Along with Zittrain, Yale professor Jack Belkin has noted the importance of fiduciary duties being a two-way street: It requires “fairness in both directions — fairness to end users, and fairness to businesses, who shouldn’t have new and unpredictable obligations dropped on them by surprise.” Belkin adds that “information fiduciaries should be able to monetize some uses of personal data, and our reasonable expectations of trust must factor that expectation into account. What information fiduciaries may not do is use the data in unexpected ways to the disadvantage of people who use their services or in ways that violate some other important social norm.”

Appointing learned intermediaries to help consumers

Indian privacy lawyer Rahul Matthan argues that imposing a fiduciary duty on providers to protect personal information may not be enough to ensure compliance and, therefore, proposes that “learned intermediaries” be appointed to audit for and remedy improper data use. Such intermediaries would focus on the ever-growing importance of algorithms in making decisions about people, including the associated risk of unlawful discrimination.

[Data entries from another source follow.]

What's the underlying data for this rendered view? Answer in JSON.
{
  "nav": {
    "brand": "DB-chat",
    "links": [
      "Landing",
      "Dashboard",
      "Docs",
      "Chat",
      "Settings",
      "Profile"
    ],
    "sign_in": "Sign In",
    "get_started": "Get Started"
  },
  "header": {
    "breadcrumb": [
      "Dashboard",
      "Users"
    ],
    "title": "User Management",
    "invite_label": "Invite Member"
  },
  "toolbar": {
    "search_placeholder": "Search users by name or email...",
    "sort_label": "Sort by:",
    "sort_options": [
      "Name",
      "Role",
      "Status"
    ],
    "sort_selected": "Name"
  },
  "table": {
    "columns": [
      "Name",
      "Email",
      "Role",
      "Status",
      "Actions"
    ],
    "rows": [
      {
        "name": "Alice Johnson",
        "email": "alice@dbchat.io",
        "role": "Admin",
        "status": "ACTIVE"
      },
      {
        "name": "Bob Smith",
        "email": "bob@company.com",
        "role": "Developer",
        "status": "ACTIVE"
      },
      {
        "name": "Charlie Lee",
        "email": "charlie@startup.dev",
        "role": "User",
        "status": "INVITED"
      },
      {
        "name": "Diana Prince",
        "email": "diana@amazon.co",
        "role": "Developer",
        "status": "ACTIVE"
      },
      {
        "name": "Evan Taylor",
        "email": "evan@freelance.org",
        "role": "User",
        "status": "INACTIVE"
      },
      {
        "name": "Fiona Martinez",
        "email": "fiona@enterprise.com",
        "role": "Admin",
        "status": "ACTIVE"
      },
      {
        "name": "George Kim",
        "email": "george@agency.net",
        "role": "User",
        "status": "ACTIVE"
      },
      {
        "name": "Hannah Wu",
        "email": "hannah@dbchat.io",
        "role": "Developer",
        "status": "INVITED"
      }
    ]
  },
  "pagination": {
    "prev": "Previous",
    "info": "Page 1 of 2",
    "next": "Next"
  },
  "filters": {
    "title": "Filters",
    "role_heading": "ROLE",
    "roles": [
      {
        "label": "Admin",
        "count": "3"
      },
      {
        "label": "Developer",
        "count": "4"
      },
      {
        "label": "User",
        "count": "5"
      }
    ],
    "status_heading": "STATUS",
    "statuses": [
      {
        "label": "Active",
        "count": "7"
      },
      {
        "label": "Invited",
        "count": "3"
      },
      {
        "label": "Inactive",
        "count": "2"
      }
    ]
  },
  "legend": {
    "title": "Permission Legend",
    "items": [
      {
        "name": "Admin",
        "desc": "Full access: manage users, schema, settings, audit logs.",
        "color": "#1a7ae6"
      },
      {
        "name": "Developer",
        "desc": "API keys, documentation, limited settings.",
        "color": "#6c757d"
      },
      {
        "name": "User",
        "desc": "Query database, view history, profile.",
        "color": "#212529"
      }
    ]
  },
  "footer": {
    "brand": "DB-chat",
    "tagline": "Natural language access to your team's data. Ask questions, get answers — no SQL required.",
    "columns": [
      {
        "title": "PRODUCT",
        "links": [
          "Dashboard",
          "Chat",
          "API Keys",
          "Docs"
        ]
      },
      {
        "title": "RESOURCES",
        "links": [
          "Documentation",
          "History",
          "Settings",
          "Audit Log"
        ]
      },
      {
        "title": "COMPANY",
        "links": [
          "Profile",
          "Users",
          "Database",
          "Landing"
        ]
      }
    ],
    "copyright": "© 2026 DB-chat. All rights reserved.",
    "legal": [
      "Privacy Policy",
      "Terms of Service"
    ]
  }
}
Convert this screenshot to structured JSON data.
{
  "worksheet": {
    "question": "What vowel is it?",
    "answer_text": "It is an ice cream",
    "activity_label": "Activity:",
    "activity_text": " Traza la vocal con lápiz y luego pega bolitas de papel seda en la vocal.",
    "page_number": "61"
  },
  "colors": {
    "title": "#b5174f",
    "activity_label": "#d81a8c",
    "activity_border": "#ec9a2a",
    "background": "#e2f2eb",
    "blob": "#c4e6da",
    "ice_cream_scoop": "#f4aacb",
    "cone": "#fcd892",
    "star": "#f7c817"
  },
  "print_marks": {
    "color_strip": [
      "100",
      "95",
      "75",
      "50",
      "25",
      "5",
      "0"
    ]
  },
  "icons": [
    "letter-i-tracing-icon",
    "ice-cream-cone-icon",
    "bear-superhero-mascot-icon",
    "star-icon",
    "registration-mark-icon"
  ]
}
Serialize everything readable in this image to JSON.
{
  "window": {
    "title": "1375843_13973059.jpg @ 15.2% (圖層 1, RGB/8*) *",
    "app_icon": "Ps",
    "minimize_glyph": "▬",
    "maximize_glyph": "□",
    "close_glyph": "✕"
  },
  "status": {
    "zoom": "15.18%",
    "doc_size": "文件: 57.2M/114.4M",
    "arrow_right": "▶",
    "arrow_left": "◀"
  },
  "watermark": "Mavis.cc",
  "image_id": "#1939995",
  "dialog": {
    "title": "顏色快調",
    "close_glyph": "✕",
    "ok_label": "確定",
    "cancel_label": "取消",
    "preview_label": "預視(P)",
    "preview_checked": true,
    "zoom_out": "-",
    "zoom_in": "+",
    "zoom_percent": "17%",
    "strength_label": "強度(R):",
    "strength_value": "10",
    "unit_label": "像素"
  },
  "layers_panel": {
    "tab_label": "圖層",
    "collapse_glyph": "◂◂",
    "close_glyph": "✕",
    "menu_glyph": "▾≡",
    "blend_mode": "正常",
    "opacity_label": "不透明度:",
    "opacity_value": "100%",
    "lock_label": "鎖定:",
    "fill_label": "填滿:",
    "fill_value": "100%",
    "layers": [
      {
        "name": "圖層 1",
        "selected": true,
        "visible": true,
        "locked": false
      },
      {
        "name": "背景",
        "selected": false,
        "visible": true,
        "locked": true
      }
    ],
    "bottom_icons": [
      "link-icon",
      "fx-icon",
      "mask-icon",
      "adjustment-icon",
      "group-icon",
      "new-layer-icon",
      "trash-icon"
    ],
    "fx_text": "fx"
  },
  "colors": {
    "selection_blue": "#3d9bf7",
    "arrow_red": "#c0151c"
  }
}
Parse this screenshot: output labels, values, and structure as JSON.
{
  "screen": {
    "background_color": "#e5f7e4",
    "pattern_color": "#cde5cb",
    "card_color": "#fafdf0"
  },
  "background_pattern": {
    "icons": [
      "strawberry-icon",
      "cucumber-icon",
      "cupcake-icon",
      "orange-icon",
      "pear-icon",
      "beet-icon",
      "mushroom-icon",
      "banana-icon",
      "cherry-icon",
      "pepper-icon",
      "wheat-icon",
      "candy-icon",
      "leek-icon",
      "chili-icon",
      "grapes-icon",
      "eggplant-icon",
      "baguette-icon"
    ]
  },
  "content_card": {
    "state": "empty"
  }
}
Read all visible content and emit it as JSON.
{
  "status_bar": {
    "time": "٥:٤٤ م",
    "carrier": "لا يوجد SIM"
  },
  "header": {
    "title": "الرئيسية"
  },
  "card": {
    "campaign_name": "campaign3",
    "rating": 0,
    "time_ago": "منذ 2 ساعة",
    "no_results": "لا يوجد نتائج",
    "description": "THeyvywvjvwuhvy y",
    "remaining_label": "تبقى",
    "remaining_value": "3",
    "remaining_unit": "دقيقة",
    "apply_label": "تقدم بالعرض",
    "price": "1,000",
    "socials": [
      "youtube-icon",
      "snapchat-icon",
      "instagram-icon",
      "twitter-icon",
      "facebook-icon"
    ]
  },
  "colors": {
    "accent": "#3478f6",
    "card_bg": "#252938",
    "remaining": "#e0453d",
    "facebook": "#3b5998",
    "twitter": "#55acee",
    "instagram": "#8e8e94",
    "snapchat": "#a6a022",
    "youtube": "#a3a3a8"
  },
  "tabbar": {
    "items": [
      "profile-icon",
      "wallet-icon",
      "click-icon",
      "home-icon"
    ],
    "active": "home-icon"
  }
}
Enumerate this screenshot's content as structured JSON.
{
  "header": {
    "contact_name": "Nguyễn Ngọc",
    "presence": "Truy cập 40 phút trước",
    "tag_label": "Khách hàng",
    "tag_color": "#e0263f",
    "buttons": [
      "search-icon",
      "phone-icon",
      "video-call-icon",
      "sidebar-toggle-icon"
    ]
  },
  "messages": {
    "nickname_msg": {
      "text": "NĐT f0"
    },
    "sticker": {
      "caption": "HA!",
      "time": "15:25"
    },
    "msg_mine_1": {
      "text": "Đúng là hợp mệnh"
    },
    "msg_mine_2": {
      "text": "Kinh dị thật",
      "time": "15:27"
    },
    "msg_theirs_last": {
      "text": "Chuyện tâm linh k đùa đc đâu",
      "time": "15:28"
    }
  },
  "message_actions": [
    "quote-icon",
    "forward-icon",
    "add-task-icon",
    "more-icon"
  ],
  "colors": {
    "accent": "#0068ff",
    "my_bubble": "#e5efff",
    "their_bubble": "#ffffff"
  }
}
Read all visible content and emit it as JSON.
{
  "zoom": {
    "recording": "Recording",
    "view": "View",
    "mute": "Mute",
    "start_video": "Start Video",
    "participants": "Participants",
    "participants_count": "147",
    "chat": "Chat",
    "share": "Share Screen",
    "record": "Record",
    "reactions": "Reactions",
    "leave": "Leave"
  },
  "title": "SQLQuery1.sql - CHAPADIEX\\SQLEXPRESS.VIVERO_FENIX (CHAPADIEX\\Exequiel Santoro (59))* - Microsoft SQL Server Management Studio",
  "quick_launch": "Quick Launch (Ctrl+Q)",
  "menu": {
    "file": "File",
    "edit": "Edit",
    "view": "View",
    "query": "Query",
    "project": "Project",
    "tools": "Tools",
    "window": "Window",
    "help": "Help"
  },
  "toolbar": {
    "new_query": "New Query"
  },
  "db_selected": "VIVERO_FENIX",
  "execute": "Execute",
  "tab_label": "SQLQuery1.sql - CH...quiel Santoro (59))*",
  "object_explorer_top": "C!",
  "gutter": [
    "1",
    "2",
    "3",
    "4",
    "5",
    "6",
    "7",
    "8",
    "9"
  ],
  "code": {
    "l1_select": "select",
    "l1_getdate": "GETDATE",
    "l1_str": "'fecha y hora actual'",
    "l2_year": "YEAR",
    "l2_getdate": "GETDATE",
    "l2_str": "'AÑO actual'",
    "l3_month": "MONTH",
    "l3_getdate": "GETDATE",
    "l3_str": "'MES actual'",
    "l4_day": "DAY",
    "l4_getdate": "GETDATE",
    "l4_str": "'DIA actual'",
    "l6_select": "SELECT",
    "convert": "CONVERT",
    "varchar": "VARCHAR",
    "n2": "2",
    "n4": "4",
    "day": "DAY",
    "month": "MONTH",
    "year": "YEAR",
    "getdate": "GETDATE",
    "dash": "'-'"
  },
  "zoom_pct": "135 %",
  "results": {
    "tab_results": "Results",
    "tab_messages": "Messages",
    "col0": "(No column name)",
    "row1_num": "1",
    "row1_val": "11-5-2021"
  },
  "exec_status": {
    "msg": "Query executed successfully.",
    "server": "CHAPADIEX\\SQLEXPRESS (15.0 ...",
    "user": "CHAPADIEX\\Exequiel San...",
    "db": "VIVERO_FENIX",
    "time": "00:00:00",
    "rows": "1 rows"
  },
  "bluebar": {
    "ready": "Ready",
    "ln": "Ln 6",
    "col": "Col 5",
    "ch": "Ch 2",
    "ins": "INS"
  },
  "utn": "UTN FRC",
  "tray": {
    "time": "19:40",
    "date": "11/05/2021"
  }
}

Intermediaries would stand in the shoes of consumers in evaluating the use of these unseen and technically complex algorithms.

Accordingly, Matthan proposes that intermediaries first review algorithmic queries to assess whether they are being used improperly (e.g., whether a lender is seeking an evaluation of risk based on prohibited factors such as gender, race or caste). Second, Matthan says, intermediaries should review algorithmic inputs and outputs to assess whether improper discrimination is occurring. Third, if the second step finds potentially problematic results, intermediaries should have greater access to the algorithm itself, or at least tools to probe the algorithm, to see if it is compliant. If shortcomings are detected, instead of just citing the problem, the intermediaries should try to suggest appropriate remedial measures. The theory is that, over time, individuals would be drawn to providers whose algorithms are ultimately found to be fair and compliant.

In medicine, physicians have been treated as learned intermediaries between pharmaceutical companies and patients, warning patients about potential risks posed by medications. In the data protection context, learned intermediaries’ role could be expanded to perform a similar role, warning consumers about dangerous data practices or more broadly examining complex privacy notices and industry practices to better educate the public about their meaning and potential shortcomings.

These three supplements to the traditional notice and consent approach to data protection demonstrate ways that individuals can be better protected in our ever more complex digital environment.